Kim Jones partnered up ceramic artist Hylton Nel this season and the result was a cool, colorful array of designs and one of his best collections for the house.
At first sight, hard and glazed ceramics are not an obvious inspiration for malleable materials in fashion. But Jones clever approach led to all sorts of wonderful clothes, from the Pearlymen fantasies that opened the show to the glistening speckled brown trenches.
The audience of some 1,200 milled around the huge set pre-show, admiring Nel’s sculptures, or versions blown up 30 times from their original on-top-of-the-mantlepiece sizes to three meters high. Lime green puss in boots; powder blue tigers; or wee dogs on a monumental red checkered tea-cosy.

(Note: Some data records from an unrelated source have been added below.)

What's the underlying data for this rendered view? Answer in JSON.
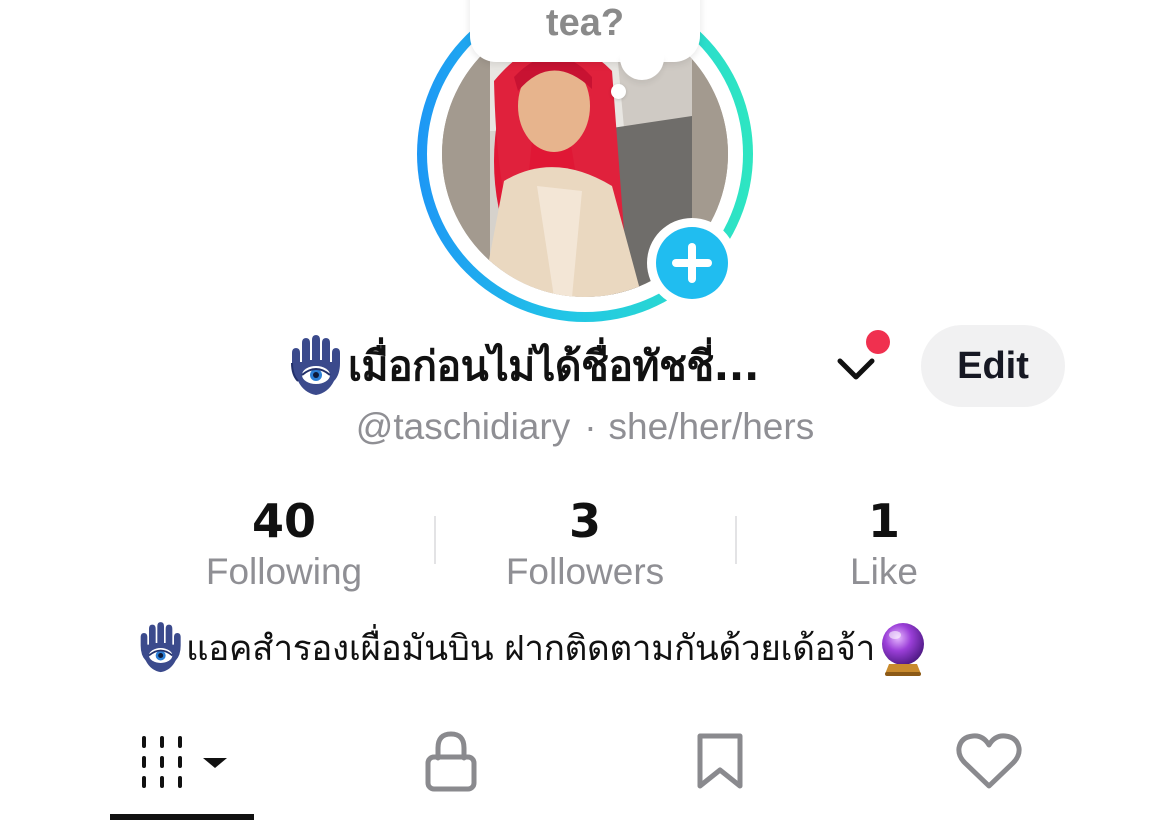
{
  "story": {
    "bubble_text": "tea?"
  },
  "profile": {
    "display_name": "เมื่อก่อนไม่ได้ชื่อทัชชี่...",
    "username": "@taschidiary",
    "separator": "·",
    "pronouns": "she/her/hers",
    "edit_label": "Edit",
    "name_icon": "hamsa-icon",
    "switch_icon": "chevron-down-icon"
  },
  "stats": [
    {
      "count": "40",
      "label": "Following"
    },
    {
      "count": "3",
      "label": "Followers"
    },
    {
      "count": "1",
      "label": "Like"
    }
  ],
  "bio": {
    "text": "แอคสำรองเผื่อมันบิน ฝากติดตามกันด้วยเด้อจ้า",
    "leading_icon": "hamsa-icon",
    "trailing_icon": "crystal-ball-icon"
  },
  "tabs": [
    {
      "name": "videos",
      "icon": "grid-icon",
      "selected": true
    },
    {
      "name": "private",
      "icon": "lock-icon",
      "selected": false
    },
    {
      "name": "favorites",
      "icon": "bookmark-icon",
      "selected": false
    },
    {
      "name": "liked",
      "icon": "heart-icon",
      "selected": false
    }
  ],
  "colors": {
    "ring_start": "#1d97f5",
    "ring_end": "#2ee6c1",
    "add_button": "#20bdf0",
    "notification_dot": "#f0304f",
    "muted_text": "#8f8f94",
    "edit_button_bg": "#f1f1f2"
  }
}
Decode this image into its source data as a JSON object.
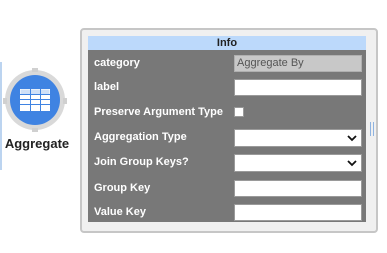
{
  "node": {
    "label": "Aggregate",
    "icon": "table-icon",
    "color": "#3f83e2"
  },
  "panel": {
    "title": "Info",
    "header_color": "#bcd9fb",
    "rows": [
      {
        "label": "category",
        "type": "readonly",
        "value": "Aggregate By"
      },
      {
        "label": "label",
        "type": "text",
        "value": ""
      },
      {
        "label": "Preserve Argument Type",
        "type": "checkbox",
        "checked": false
      },
      {
        "label": "Aggregation Type",
        "type": "select",
        "value": ""
      },
      {
        "label": "Join Group Keys?",
        "type": "select",
        "value": ""
      },
      {
        "label": "Group Key",
        "type": "text",
        "value": ""
      },
      {
        "label": "Value Key",
        "type": "text",
        "value": ""
      }
    ]
  }
}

Nel’s ideas extended as far as the ceramic collars and hoods of cashmere hoodies; and the cast’s hair styles. Makeup master Peter Philips working his magic on the glistening hair of the youthful cast.
All leading to a climax as a live version of Kate Bush’s Cloudbusting belted out of the speakers, as the cast moved around the statuary. All built inside a custom-made tent at Val-de-Grâce church.
Based in Calitzdorp, a small farming community in South Africa’s Karoon desert, Hylton Nel expresses the raw rough edges of his country and its people’s innate joie de vivre. All apparent in the crowing cocks, standing horses and sprightly Springboks that danced around the prints, or that were embroidered into the farm boots worn by many models.
“What struck me was his knowledge, a world of knowledge from eighteenth-century Staffordshire to Chinese Tang Dynasty pottery and a whole load of ceramics in between… which led me to this collection, where I wanted to do something quite personal,” Jones explained in a note inside a finely printed book of photos of Nel’s world placed on each guest’s seat.
Nel’s shamans also dropping in as woolen figurine attached to mini saddle bags; or in a great collection of ceramic creatures that acted as buttons or clasps on high-neck waistcoats.
And just when it got a tad to decorative, Jones sent out the crispest of suits and blazers, albeit accessorized with some stiff ceramic collars.
“Dior for my real friends,” was how Jones entitled this collection sure to win the house of Dior a whole bunch of new friends, so fine were these clothes.